The quiz asks you to consider 11 financially-focused statements, some of which include:
- I find monitoring my bank account/credit card accounts very boring
- I prefer not to think about the state of my personal finances
- Thinking about the state of my personal finances makes me feel guilty or anxious
- I feel apprehensive when dealing with my personal finances
- I know my credit score
Each statement has a point-scale associated with it. Once you tally up your score, you can see where you fall within the four attitude categories.
Quiz takers with a “less than enthusiastic” financial attitude fall into the Hesitant to Start category. Although they have taken a few steps toward gaining confidence in managing their money, they are encouraged to continue on their journey by doing things like establishing an emergency savings account and creating a budget.
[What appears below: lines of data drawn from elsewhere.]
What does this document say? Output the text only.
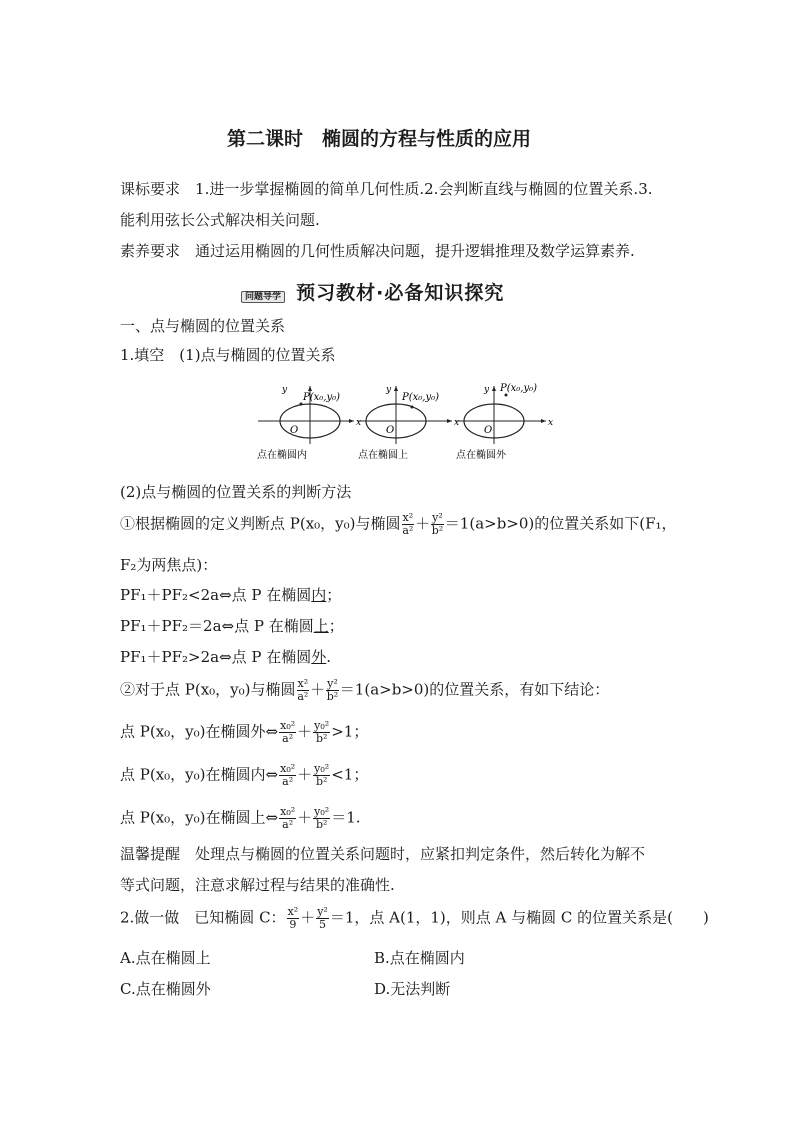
第二课时　椭圆的方程与性质的应用
课标要求　 1.进一步掌握椭圆的简单几何性质.2.会判断直线与椭圆的位置关系.3.
能利用弦长公式解决相关问题.
素养要求　 通过运用椭圆的几何性质解决问题，提升逻辑推理及数学运算素养.
问题导学 预习教材·必备知识探究
一、点与椭圆的位置关系
1.填空　(1)点与椭圆的位置关系
y
x
O
P(x₀,y₀)
点在椭圆内
y
x
O
P(x₀,y₀)
点在椭圆上
y
x
O
P(x₀,y₀)
点在椭圆外
(2)点与椭圆的位置关系的判断方法
①根据椭圆的定义判断点 P(x₀，y₀)与椭圆 $\frac{\text{x²}}{\text{a²}} + \frac{\text{y²}}{\text{b²}} =1(a>b>0)$的位置关系如下(F₁，
F₂为两焦点)：
PF₁＋PF₂<2a⇔点 P 在椭圆内；
PF₁＋PF₂＝2a⇔点 P 在椭圆上；
PF₁＋PF₂>2a⇔点 P 在椭圆外.
②对于点 P(x₀，y₀)与椭圆 $\frac{\text{x²}}{\text{a²}} + \frac{\text{y²}}{\text{b²}} =1(a>b>0)$的位置关系，有如下结论：
点 P(x₀，y₀)在椭圆外⇔ $\frac{\text{x₀²}}{\text{a²}} + \frac{\text{y₀²}}{\text{b²}} >1$；
点 P(x₀，y₀)在椭圆内⇔ $\frac{\text{x₀²}}{\text{a²}} + \frac{\text{y₀²}}{\text{b²}} <1$；
点 P(x₀，y₀)在椭圆上⇔ $\frac{\text{x₀²}}{\text{a²}} + \frac{\text{y₀²}}{\text{b²}} =1$.
温馨提醒　 处理点与椭圆的位置关系问题时，应紧扣判定条件，然后转化为解不
等式问题，注意求解过程与结果的准确性.
2.做一做　已知椭圆 C： $\frac{\text{x²}}{9} + \frac{\text{y²}}{5} =1$，点 A(1，1)，则点 A 与椭圆 C 的位置关系是(　　)
A.点在椭圆上	B.点在椭圆内
C.点在椭圆外	D.无法判断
These can help reduce some of the stress in their lives and give them a clearer understanding of their spending habits. This kind of information can help make finances less intimidating.
Those who are a bit more enthusiastic about their finances fall into the Taking the First Steps category. These people are a bit more involved in their finances. They now need to strengthen their financial literacy by saving more money and looking at their finances to make sure they’re getting the most out of their money.
The next category, Making Progress, includes those quiz takers who have a genuine interest in their finances. They know where their money is going, how to keep track of it and typically pay their bills on time. Advice for this group leans toward learning how to automate their money management to minimize late fees, pay down their debt, save more for retirement and add to their financial education.
Lastly are those who fall into the Solid Foundation category. These are people who take Financial Literacy very seriously but are also urged to keep learning to ensure they’re moving toward their financial goals. They are advised to define short-, medium-, and long-term goals in order to make informed decisions, to save for retirement and always be prepared for the unexpected.
Financial Attitude Equals Financial Literacy.
In a recent myFICO blog regarding Financial Literacy Month, Financial Literacy was defined as: “the knowledge and skills that enable us to make informed and effective decisions with our money.” In order to obtain this knowledge and these skills, we need to want to learn them. We also need not fear the unknown, which for some of us is our finances. With a nearly endless supply of websites that can help us manage our finances correctly, there’s no longer any excuse not to pass your next Financial Literacy quiz with flying colors!